Enrico Letta e la linea Pelle’

by Enrico Ciccarelli

Come nel Castello dei destini incrociati, opera d’occasione di Italo Calvino (la scrisse per illustrare la raffinata pubblicazione Tarocchi – il mazzo visconteo di Bergamo e New York di Franco Maria Ricci) le storie possono essere raccontate in modo ribaltato o capovolto a seconda del senso in cui le si percorre. La turpe vicenda dell’affossamento del Disegno di Legge Zan potrà quindi essere narrata come la storia del tradimento di Italia Viva e del pravo Matteo Renzi, Efialte dei valorosi opliti posti a difesa delle Termopili, ovvero come quella della supponenza arrogante dell’asse Pd-Leu-Cinquestelle, che non hanno voluto ascoltare allarmi e richiami alla cautela e sono andati a sbattere.

Di sicuro l’affondamento della norma che dava una specifica fattispecie ai reati compiuti per odio omofobico e transfobico non è avvenuto ieri nell’Aula di Palazzo Madama, ma alcuni mesi fa, ad inizio estate, quando fu abbastanza chiaro a tutti che il testo non avrebbe ottenuto l’assenso della maggioranza dei Senatori. Si può discutere se servisse una mediazione di merito, con la dolorosa rinuncia agli articoli sull’identità di genere autopercepita e fluida e alla giornata dedicata al tema nelle scuole di ogni ordine e grado, ovvero se, come sostenuto da una bandiera dei diritti civili come Ivan Scalfarotto, si dovesse puntare sulla moral suasion per convincere qualche senatore in bilico.

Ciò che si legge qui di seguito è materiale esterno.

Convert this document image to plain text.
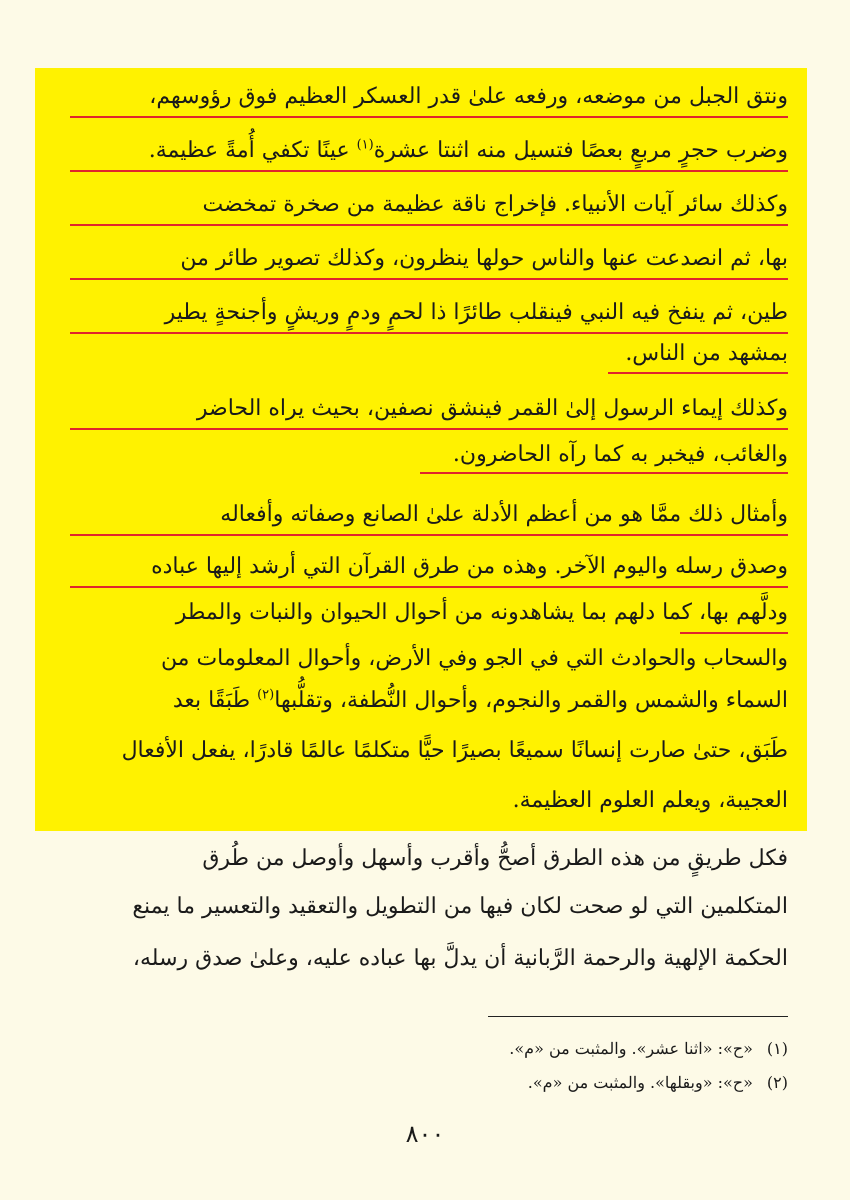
ونتق الجبل من موضعه، ورفعه علىٰ قدر العسكر العظيم فوق رؤوسهم،
وضرب حجرٍ مربعٍ بعصًا فتسيل منه اثنتا عشرة$^{(١)}$ عينًا تكفي أُمةً عظيمة.
وكذلك سائر آيات الأنبياء. فإخراج ناقة عظيمة من صخرة تمخضت
بها، ثم انصدعت عنها والناس حولها ينظرون، وكذلك تصوير طائر من
طين، ثم ينفخ فيه النبي فينقلب طائرًا ذا لحمٍ ودمٍ وريشٍ وأجنحةٍ يطير
بمشهد من الناس.
وكذلك إيماء الرسول إلىٰ القمر فينشق نصفين، بحيث يراه الحاضر
والغائب، فيخبر به كما رآه الحاضرون.
وأمثال ذلك ممَّا هو من أعظم الأدلة علىٰ الصانع وصفاته وأفعاله
وصدق رسله واليوم الآخر. وهذه من طرق القرآن التي أرشد إليها عباده
ودلَّهم بها، كما دلهم بما يشاهدونه من أحوال الحيوان والنبات والمطر
والسحاب والحوادث التي في الجو وفي الأرض، وأحوال المعلومات من
السماء والشمس والقمر والنجوم، وأحوال النُّطفة، وتقلُّبها$^{(٢)}$ طَبَقًا بعد
طَبَق، حتىٰ صارت إنسانًا سميعًا بصيرًا حيًّا متكلمًا عالمًا قادرًا، يفعل الأفعال
العجيبة، ويعلم العلوم العظيمة.
فكل طريقٍ من هذه الطرق أصحُّ وأقرب وأسهل وأوصل من طُرق
المتكلمين التي لو صحت لكان فيها من التطويل والتعقيد والتعسير ما يمنع
الحكمة الإلهية والرحمة الرَّبانية أن يدلَّ بها عباده عليه، وعلىٰ صدق رسله،
(١)«ح»: «اثنا عشر». والمثبت من «م».
(٢)«ح»: «وبقلها». والمثبت من «م».
٨٠٠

Personalmente ritengo che nessuna concessione avrebbe guadagnato al provvedimento il voto favorevole di Fratelli d’Italia e della Lega, ma che sarebbe stato possibile indurre la parte liberale del centro-destra a modificare la propria contrarietà. Difficile però che nell’imminenza della partita per il Quirinale Silvio Berlusconi si facesse sedurre da un accordo tattico. In ogni caso il segretario del Partito Democratico Enrico Letta ha scelto la linea Pellè. Ve lo ricordate il quarto di finale degli Europei 2016 contro la Germania? I ragazzi di Antonio Conte la giocarono al meglio, ma senza riuscire ad andare oltre l’uno a uno fra regolamentari e supplementari. La lunghissima sfida ai rigori che ne seguì si ricorda anche perché Graziano Pellè, fisico formidabile, ma giocatore di qualità non eccelsa che in Nazionale faceva da centravanti-boa, pensò bene di irridere prima del tiro il portiere dei Panzer Manuel Neuer, allora e tuttora fra i migliori estremi difensori del mondo. Rigore calciato malissimo, parata relativamente facile di Neuer, e figuraccia in mondovisione per l’attaccante salentino.

Letta, meno prestante di Pellè e assai di lui più tecnico, ha però mostrato la stessa insipiente arroganza. Prescindendo dal fatto che alcune parti del disegno di legge erano scritte in modo abbastanza ambiguo e pedestre, lasciando perdere le voci di dissenso che provenivano non solo da destra, ma da ampie parti del movimento femminista (davvero basta proclamarsi donna per esserlo?), ostentare sicurezza sui numeri in un contesto nel quale non solo i margini sono risicati, ma in una situazione di fibrillazione dei gruppi parlamentari dem e pentastellati che la metà basterebbe (non casualmente il più feroce critico della conduzione Pd è l’ex-capogruppo Andrea Marcucci) appare più penoso che temerario. Specialmente se, con buona pace degli ora o mai più! delle varie Cirinnà, il Nazareno non ha fatto le barricate per votare prima della pausa estiva.

Il tardivo ramoscello d’ulivo offerto al centrodestra dopo avere sfruttato il bonus diritti civili in tutta la campagna per le amministrative non poteva che essere rifiutato, perché appariva (ed era, probabilmente) figlio della paura e non della ragionevolezza. Perché la politica e il saperla fare non si improvvisano, e non si può credere sia fatta di proclami e autoassegnate virtù, in una assurda lavagna dei buoni e dei cattivi. Per quello c’è già Fedez.